L’ÉTERNITÉ DES ÂMES DANS LA PHILOSOPHIE DE SPINOZA | Victor Brochard

[371] Les historiens ne sont pas d’accord sur le sens et la portée qu’il

convient d’attribuer à la doctrine de l’éternité des âmes exposée dans la seconde

moitié de la cinquième partie de l’Éthique. Qu’il ne s’agisse pas de l’immortalité

au sens vulgaire du mot, c’est ce qui est attesté expressément dans le texte même

de la Proposition XXI, où la mémoire et l’imagination sont considérées comme

liées à la vie présente. D’ailleurs il est indubitable que l’existence de l’âme dans

son rapport à la durée cesse avec celle du corps. L’éternité de l’âme affirmée par

Spinoza est attribuée uniquement à l’essence, et, dans toute cette dernière partie

de l’Éthique, c’est uniquement de l’essence opposée à l’existence qu’il est

question.

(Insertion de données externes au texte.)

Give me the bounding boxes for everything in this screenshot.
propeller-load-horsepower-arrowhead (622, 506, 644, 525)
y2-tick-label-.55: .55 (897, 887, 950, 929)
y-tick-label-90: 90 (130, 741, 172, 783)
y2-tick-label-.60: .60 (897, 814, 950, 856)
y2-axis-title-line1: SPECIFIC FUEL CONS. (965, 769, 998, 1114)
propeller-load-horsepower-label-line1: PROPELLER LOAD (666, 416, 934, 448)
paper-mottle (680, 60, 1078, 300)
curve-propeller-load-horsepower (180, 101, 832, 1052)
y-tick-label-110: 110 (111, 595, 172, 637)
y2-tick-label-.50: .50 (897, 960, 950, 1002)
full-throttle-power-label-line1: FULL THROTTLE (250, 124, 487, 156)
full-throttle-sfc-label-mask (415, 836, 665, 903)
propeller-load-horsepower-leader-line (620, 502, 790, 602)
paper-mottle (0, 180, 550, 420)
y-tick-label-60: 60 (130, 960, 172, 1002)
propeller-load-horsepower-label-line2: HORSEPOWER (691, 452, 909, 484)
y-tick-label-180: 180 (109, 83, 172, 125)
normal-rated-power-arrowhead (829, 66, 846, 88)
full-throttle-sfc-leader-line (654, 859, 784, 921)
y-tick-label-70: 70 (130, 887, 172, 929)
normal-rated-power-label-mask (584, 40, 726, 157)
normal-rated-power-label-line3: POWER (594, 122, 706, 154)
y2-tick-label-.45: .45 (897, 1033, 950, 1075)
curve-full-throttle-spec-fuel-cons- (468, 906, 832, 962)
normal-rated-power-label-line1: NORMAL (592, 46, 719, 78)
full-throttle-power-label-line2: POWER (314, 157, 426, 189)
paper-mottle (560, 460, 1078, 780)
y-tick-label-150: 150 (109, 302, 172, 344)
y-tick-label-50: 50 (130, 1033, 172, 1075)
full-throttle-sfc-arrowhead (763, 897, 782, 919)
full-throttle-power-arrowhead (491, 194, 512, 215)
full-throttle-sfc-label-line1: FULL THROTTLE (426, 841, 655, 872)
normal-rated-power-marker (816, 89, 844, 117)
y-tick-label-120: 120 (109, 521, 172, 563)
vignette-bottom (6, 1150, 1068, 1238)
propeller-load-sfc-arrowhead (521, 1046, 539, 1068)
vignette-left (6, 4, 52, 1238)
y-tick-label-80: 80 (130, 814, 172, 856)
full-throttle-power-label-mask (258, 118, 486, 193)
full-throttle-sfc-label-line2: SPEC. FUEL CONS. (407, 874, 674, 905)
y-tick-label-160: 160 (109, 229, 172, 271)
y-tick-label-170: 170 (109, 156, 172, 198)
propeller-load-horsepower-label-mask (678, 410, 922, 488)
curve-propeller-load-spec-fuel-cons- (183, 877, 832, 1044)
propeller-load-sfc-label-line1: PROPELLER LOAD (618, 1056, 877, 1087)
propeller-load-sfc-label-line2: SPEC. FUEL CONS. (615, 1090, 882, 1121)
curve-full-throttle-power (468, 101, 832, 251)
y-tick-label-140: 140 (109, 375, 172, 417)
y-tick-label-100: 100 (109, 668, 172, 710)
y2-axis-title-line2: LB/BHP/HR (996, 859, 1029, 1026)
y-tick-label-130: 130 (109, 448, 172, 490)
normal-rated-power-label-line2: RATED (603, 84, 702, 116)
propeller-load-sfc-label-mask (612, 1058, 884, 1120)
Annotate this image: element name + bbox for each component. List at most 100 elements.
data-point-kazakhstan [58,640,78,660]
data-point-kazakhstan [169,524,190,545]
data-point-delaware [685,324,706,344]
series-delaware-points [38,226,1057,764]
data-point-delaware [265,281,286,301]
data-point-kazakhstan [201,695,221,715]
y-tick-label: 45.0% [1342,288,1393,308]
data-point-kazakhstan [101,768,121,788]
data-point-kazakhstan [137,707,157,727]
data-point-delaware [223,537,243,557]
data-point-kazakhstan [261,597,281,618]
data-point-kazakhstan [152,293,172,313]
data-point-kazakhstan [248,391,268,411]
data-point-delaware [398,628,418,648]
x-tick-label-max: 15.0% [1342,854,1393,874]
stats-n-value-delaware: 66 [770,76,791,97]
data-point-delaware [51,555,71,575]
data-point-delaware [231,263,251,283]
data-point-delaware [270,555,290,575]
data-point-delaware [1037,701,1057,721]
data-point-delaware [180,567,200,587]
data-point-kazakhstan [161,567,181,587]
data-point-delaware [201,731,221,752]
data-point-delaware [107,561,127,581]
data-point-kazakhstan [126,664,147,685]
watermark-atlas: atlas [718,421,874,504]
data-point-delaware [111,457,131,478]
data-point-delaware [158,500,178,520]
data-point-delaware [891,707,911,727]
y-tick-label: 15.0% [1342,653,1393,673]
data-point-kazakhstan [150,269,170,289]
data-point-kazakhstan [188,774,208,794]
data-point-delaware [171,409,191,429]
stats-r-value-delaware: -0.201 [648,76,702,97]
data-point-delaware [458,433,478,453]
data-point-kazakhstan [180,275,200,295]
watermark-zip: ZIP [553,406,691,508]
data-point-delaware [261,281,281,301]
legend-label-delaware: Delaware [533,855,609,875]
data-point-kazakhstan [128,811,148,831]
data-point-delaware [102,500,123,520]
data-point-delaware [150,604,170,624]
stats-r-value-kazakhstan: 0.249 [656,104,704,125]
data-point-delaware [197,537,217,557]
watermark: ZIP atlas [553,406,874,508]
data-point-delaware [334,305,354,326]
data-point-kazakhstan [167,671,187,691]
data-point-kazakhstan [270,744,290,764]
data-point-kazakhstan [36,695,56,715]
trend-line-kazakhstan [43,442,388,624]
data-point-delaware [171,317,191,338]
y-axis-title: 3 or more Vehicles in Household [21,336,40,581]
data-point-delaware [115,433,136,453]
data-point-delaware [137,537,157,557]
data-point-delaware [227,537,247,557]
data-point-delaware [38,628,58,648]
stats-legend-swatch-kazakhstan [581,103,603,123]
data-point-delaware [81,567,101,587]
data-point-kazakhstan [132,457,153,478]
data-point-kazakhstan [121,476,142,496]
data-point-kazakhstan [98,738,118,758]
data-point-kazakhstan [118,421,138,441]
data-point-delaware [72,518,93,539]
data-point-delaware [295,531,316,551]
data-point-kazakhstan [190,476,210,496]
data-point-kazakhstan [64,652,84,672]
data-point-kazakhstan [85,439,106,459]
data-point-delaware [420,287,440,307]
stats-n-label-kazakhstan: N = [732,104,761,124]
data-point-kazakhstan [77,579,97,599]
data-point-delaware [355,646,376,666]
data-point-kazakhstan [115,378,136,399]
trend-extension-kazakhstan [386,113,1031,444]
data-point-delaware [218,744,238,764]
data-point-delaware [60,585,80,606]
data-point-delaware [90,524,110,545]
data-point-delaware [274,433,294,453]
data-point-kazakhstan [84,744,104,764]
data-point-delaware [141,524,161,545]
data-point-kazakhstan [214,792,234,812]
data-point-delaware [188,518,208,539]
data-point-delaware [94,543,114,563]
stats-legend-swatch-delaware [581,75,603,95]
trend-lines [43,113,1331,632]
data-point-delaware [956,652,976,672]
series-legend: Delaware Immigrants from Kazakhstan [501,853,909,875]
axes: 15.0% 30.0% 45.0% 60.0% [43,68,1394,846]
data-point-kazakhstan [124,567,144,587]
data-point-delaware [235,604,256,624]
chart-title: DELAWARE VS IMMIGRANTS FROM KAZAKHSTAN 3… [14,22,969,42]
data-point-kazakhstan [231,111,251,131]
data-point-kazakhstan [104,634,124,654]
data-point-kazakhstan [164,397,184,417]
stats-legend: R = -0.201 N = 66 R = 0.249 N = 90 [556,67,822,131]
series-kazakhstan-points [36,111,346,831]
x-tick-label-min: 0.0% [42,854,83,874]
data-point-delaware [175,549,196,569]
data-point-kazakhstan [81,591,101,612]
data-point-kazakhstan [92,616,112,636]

Mais cette éternité de l’essence, comment faut-il l’entendre ? On peut

être à première vue tenté de croire qu’il s’agit d’une éternité tout impersonnelle,

plus ou moins analogue à celle qu’Aristote attribue à l’intellect actif qui vient

éclairer quelque temps l’âme humaine sans cesser d’appartenir à la divinité, ou

encore comme l’étincelle de feu divin qui, selon les Stoïciens, éclaire un instant

l’âme humaine, et, à la mort du corps, se réunit au feu universel.